Il a été arrêté qu'il serait fait une pétition à l'Assemblée nationale pour lui demander qu'elle se fasse rendre compte du mode de remplacement de l'état-major de la garde parisienne, le plus tôt possible[419], et, pour la rédaction et la présentation de la pétition à l'Assemblée nationale, MM. Desvieux, Blachelard (sic), Frosté et Le Bœuf ont été nommés. Il a été arrêté que la section dénoncerait le journal intitulé Journal de Paris, ______(sic) à Monsieur le Procureur de la Commune de Paris.
Il a été arrêté qu'il serait ajouté, à la pétition à présenter à l'Assemblée nationale, qu'elle serait priée de presser le jugement des prévenus de crimes de lèse-nation, qui sont dans les prisons d'Orléans[420].
Il a été arrêté que M. Bachelard se transporterait à la section des Quatre-Nations, pour y prendre des renseignements sur l'affaire du sieur de Quincy, par elle arrêté il y a deux ans ou environ, et en faire son rapport à l'Assemblée le plus tôt possible. Séance levée à neuf heures et demie.
NOTES:
[412] En face du procès-verbal de la présente séance se trouve collé, dans le registre, un petit papier qui porte textuellement ceci: «Le citoyen Aubin, rue Coquéron et Coquillière, no 16. Sa nomination de commissaire et sa sençure, et son serment, le tout en Assemblée».

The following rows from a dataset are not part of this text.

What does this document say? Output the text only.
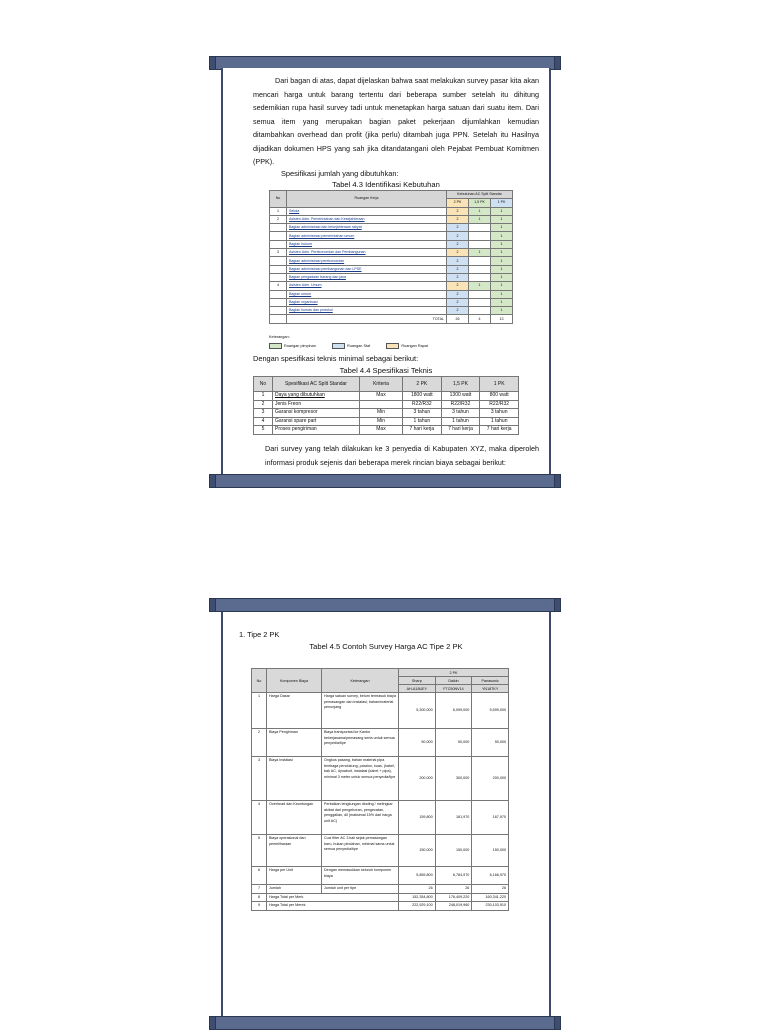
Dari bagan di atas, dapat dijelaskan bahwa saat melakukan survey pasar kita akan mencari harga untuk barang tertentu dari beberapa sumber setelah itu dihitung sedemikian rupa hasil survey tadi untuk menetapkan harga satuan dari suatu item. Dari semua item yang merupakan bagian paket pekerjaan dijumlahkan kemudian ditambahkan overhead dan profit (jika perlu) ditambah juga PPN. Setelah itu Hasilnya dijadikan dokumen HPS yang sah jika ditandatangani oleh Pejabat Pembuat Komitmen (PPK).

Spesifikasi jumlah yang dibutuhkan:
Tabel 4.3 Identifikasi Kebutuhan
No	Ruangan Kerja	Kebutuhan AC Split Standar		
		2 PK	1,5 PK	1 PK
1	Sekda	2	1	1
2	Asisten Adm. Pemerintahan dan Kesejahteraan	2	1	1
	Bagian administrasi dan kesejahteraan rakyat	2		1
	Bagian administrasi pemerintahan umum	2		1
	Bagian hukum	2		1
3	Asisten Adm. Perekonomian dan Pembangunan	2	1	1
	Bagian administrasi perekonomian	2		1
	Bagian administrasi pembangunan dan LPSE	2		1
	Bagian pengadaan barang dan jasa	2		1
4	Asisten Adm. Umum	2	1	1
	Bagian umum	2		1
	Bagian organisasi	2		1
	Bagian humas dan protokol	2		1
	TOTAL	26	4	13
Keterangan:
Ruangan pimpinan	Ruangan Staf	Ruangan Rapat
Dengan spesifikasi teknis minimal sebagai berikut:
Tabel 4.4 Spesifikasi Teknis
No	Spesifikasi AC Split Standar	Kriteria	2 PK	1,5 PK	1 PK
1	Daya yang dibutuhkan	Max	1800 watt	1300 watt	800 watt
2	Jenis Freon		R22/R32	R22/R32	R22/R32
3	Garansi kompresor	Min	3 tahun	3 tahun	3 tahun
4	Garansi spare part	Min	1 tahun	1 tahun	1 tahun
5	Proses pengiriman	Max	7 hari kerja	7 hari kerja	7 hari kerja

Dari survey yang telah dilakukan ke 3 penyedia di Kabupaten XYZ, maka diperoleh informasi produk sejenis dari beberapa merek rincian biaya sebagai berikut:

1. Tipe 2 PK
Tabel 4.5 Contoh Survey Harga AC Tipe 2 PK
No	Komponen Biaya	Keterangan	2 PK		
			Sharp	Daikin	Panasonic
			AH-A18UEY	FTC50NV14	YN18TKY
1	Harga Dasar	Harga satuan survey, belum termasuk biaya pemasangan dan instalasi, bahan/material penunjang	5,300,000	6,099,000	5,599,000
2	Biaya Pengiriman	Biaya transportasi ke Kantor bekerjasama/pemasang serta untuk semua penyedia/tipe	50,000	50,000	50,000
3	Biaya Instalasi	Ongkos pasang, bahan material pipa tembaga pendukung, paralon, kuas, (kabel, bak AC, dynabolt, instalasi (kabel + pipa), minimal 3 meter untuk semua penyedia/tipe	200,000	300,000	200,000
4	Overhead dan Keuntungan	Perbaikan lengkungan dinding / melingkar akibat dari pengeboran, pengecatan, penggalian, dll (maksimal 15% dari harga unit AC)	159,800	181,970	167,970
5	Biaya operasional dan pemeliharaan	Cuci filter AC 3 kali sejak pemasangan baru, bukan pindahan, minimal sama untuk semua penyedia/tipe	150,000	150,000	150,000
6	Harga per Unit	Dengan memasukkan seluruh komponen biaya	5,859,800	6,784,970	6,166,970
7	Jumlah	Jumlah unit per tipe	26	26	26
8	Harga Total per Merk		152,354,800	176,409,220	160,341,220
9	Harga Total per Merek		222,929,100	248,019,960	230,103,910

[413] Le Bœuf, Nicolas, maître ès arts, 55 ans, rue des Prouvaires, 30; devint électeur de la section des Postes après le 10 août.
[414] (Voyez ci-dessus, p. [134]) La cause de cette décision de la section des Postes doit être évidemment cherchée dans la réunion des commissaires des différentes sections pour la rédaction de l'adresse à l'Assemblée nationale: la veille même, 26 juillet, ceux-ci avaient tenu leur première séance et échangé leurs premières impressions; ils avaient dû se mettre d'accord tout de suite sur le principe de la déchéance qui fut effectivement voté, quelques jours plus tard, par toutes les sections, sauf une seule, la section du Temple. (Voyez F. Braesch, La Commune du 10 août 1792, p. 144.)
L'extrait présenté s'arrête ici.